Avionics Compartment Fire Extinguishing on the Commercial Airplanes
Behbahani-pour MJ*, and Gianmarco R
- *Corresponding Author:
- Behbahani-pour MJ
Aerospace Researcher, Department of Aerospace Engineering
Glasgow University, G12 8QQ, UK
E-mail: [email protected]
Received date: March 17, 2017; Accepted date: April 19, 2017; Published date: April 23, 2017
Citation: Behbahani-pour MJ, Gianmarco R (2017) Avionics Compartment Fire Extinguishing on the Commercial Airplanes. J Aeronaut Aerospace Eng 6: 188. doi: 10.4172/2168-9792.1000188
Copyright: ©2017 Behbahani-pour MJ, et al. This is an open-access article distributed under the terms of the Creative Commons Attribution License, which permits unrestricted use, distribution, and reproduction in any medium, provided the original author and source are credited.

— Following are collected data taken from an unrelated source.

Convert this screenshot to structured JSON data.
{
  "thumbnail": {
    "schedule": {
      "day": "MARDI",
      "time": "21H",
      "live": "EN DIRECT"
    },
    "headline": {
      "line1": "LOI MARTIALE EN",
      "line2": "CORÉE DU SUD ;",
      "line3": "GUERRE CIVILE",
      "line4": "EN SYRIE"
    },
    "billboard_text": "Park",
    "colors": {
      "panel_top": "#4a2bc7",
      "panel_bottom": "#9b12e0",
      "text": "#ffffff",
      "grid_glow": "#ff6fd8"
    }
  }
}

In all commercial and non-commercial airplanes, there is no fire detection or fire extinguishing system in the avionics bay. Racks, are cooled by ambient or conditioned air. Each rack will include several circuit boards, which in case of overheat, can burn with the risk of igniting the surrounding components and structures, thus jeopardizing flight safety. It becomes therefore important to provide fire detection and fire extinguishing capabilities in the aircraft avionics compartment. The approach proposed in this paper, extracts nitrogen from ambient air by mean of the Air Separator Module, then nitrogen is routed to the avionics compartment racks, and enters inside the component and extinguishes the fire. The temperature of the nitrogen is adjusted to be around 25°C to prevent thermal shock effects on the circuit boards before being injected in the avionics compartment. A series of experiments conducted, aimed at gathering information by using dry nitrogen under different pressure values to extinguish different size of fire. The analysis of the experiment research showed that increasing nitrogen pressure, resulted in quicker extinguishing time. This is because nitrogen under higher pressure, quickly decrease the oxygen concentration in the air for the fire already in the process of combustion. Nitrogen does not conduct electricity thus cause no short circuits during and after the extinguishing process, therefore, they are ideal for use in the electronic systems.